Abraham’s legacy has permeated every generation of Jewish existence. Throughout the ages Jewish families have embraced the importance and responsibility of both educating and raising children.
Our sages obligated young children who had reached the age of education to travel with their families to the Temple in Jerusalem for the three pilgrim festivals. Even though they had not yet reached the age of religious maturity, they were required to take part in the experience and learn about this important mitzvah.
According to Beis Hillel this obligation begins when the child is able to ride on his father’s shoulders as they ascend Har HaBayit on their way to the Temple, whereas Beis Shammai require the child to be able to hold their father’s hand and walk by themselves. Either way, the image is beautiful; parent and child experiencing together what must have been the most phenomenal sight of Jews from all over the land of Israel gathering in unity to serve God and celebrate the chagim.

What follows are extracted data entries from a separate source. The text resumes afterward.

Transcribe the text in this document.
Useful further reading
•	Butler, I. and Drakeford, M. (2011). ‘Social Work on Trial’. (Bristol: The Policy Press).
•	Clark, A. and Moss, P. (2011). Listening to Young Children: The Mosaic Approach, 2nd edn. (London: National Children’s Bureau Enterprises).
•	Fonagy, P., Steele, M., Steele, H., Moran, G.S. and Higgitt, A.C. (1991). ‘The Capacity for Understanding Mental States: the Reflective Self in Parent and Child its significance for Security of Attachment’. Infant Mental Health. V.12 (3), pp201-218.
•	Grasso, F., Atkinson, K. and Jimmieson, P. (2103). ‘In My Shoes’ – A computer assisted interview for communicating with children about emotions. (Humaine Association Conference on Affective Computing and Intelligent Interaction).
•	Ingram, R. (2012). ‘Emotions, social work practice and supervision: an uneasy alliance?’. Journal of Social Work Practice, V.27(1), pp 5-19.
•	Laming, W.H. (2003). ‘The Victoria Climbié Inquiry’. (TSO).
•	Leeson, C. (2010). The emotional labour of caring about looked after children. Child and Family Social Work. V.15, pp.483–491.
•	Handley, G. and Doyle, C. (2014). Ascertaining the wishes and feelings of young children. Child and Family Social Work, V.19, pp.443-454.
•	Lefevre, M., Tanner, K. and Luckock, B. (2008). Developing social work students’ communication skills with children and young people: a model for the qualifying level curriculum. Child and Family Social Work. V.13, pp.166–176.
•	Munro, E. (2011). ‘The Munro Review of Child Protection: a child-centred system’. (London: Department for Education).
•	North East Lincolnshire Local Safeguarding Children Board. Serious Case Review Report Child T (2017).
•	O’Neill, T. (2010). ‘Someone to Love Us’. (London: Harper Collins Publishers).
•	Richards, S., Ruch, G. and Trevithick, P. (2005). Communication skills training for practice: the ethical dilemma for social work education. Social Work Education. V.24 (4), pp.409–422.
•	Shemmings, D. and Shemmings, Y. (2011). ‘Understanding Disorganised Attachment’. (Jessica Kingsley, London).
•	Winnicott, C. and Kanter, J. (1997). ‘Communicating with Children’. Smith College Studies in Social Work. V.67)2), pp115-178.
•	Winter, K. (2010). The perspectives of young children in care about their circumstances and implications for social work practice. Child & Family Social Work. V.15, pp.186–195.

We are certainly blessed with a wonderful Jewish educational system owing to an ever-growing community of Jewish schools. Yet the idea of parents and children celebrating Judaism together expresses the greatest paradigm of all for Jewish education.
While our schools provide a good framework for learning, it is our family which gives us a direct link back through the generations to our forefathers. When parents and grandparents share their love and excitement of Judaism, they will instil in their children and grandchildren the most important lessons of all.